Training: training for Green jobs is equally high on the youth agenda: the events of the Arab Spring throw into sharp focus the degree of sacrifice that young people are prepared to make for the sake of securing decent work. It is a massive, massive crisis: 1.2 billion young people heading for the job market in the next decade with, at most, 300 million jobs awaiting them. What are the other 900m going to do?? Green Entrepreneurship has to be part of the solution: we know that investments in the green, low-carbon economy generally deliver double the number of jobs as investments in traditional brown or nuclear economy. There has to be a revolution in our Education and Training regimes – and, if UNESCO is not going to lead that charge, some one else in the UN system has to do it. Maybe the youth themselves?

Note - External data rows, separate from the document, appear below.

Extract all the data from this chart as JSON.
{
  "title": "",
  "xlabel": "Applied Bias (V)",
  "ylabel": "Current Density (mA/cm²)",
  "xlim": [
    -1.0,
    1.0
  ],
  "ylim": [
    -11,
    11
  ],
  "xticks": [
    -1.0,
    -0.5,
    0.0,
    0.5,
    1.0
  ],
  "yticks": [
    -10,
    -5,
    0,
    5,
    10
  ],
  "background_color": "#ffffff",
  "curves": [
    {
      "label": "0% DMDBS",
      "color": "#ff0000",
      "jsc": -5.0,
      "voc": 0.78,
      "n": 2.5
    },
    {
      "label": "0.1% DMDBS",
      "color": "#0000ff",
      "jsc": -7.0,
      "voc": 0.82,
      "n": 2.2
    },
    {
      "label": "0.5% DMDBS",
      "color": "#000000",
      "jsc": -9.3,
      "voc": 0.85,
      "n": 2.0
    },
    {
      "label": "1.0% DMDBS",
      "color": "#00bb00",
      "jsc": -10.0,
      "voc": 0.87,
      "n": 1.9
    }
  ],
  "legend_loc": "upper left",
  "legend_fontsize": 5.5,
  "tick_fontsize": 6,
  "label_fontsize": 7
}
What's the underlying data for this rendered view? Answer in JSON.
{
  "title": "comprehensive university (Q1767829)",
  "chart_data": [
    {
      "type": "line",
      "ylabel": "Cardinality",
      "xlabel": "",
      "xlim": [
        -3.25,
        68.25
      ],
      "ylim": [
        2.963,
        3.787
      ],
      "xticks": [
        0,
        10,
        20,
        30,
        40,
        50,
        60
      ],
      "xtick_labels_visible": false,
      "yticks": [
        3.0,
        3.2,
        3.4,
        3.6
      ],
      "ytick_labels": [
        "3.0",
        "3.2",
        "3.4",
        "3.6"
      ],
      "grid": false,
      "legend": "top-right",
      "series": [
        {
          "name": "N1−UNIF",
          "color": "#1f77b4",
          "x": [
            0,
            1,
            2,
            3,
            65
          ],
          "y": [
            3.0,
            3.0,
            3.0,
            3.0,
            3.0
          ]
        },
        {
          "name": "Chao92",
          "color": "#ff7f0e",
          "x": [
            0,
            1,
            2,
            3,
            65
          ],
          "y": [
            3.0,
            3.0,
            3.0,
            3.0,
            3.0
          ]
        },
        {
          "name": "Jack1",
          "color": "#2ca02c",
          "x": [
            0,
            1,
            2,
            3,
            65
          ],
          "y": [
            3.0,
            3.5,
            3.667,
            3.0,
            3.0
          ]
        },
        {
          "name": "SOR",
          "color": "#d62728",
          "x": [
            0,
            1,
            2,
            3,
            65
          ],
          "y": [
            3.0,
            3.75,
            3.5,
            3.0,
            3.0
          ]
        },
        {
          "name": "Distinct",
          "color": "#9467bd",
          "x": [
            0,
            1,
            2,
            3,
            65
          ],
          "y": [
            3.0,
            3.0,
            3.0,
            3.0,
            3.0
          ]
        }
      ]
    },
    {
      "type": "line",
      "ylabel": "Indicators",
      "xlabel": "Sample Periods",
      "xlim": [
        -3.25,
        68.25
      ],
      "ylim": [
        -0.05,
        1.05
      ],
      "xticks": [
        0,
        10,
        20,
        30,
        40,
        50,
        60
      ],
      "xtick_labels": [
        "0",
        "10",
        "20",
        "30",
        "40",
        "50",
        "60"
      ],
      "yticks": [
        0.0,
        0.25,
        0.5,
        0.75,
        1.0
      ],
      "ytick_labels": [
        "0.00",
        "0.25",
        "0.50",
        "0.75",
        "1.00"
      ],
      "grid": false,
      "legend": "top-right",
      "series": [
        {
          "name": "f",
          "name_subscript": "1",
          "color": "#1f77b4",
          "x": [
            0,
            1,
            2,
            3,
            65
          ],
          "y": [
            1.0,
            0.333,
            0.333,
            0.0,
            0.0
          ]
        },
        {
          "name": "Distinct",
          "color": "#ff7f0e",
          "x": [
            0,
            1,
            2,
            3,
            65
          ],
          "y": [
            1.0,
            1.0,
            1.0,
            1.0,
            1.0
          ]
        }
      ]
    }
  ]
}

The Emphasis on Jobs: For me, the only way out of the Economic Crisis is to create millions of jobs for youth! Enabling youth to become tax-payers – autonomous citizens, not dependent on families or the state for hand-outs – is the way to tackle the crisis. And to achieve that, youth need to be trained in the jobs that are seeking candidates – IT jobs, design and creative and media jobs; retrofitting houses, energy efficiency jobs – fish farming, eco-system management. There a myriad of fields in which young people can get, or create, their own jobs. And by doing so, they become tax-payers and so a constructive developer of the state, not a drain upon it.
Transition people: That transition has to start with every individual on the planet – especially the young. It was disheartening to me, trying to recruit European youth to the road to RIO+20 and finding that their only interest was cars – and which one they could afford. Electorates are likely to be like that: they will vote for the candidate who is going to supply the smoothest path to the car, the home and the wide-screen TV. There are communities who are resisting the siren calls to consumerist nirvanas – the Transition towns Movement is one of the best of them. And – as Tim Jackson points out in his excellent ‘Prosperity without Growth’ – sustainable communities like Transition Towns are likely to be much happier than their rat-race-driven neighbours.
The Opportunity: Rio+20 gives us an opportunity to come together, in our communities, in our families, in our nations to plan the next stage in human evolution: the move from the fossil fuel era to the era of sustainability. To pull it off requires considerable strength and collaboration to fight centuries of emphasis on competition. But that collaboration can – and must – start in our homes, in our own minds, and in our own aspirations. That is the central message of Rio+20: it must be a people-driven revolution, driven by the choices that thousands – millions of us – make in our schools, in our businesses, and in our supermarkets every hour of every day.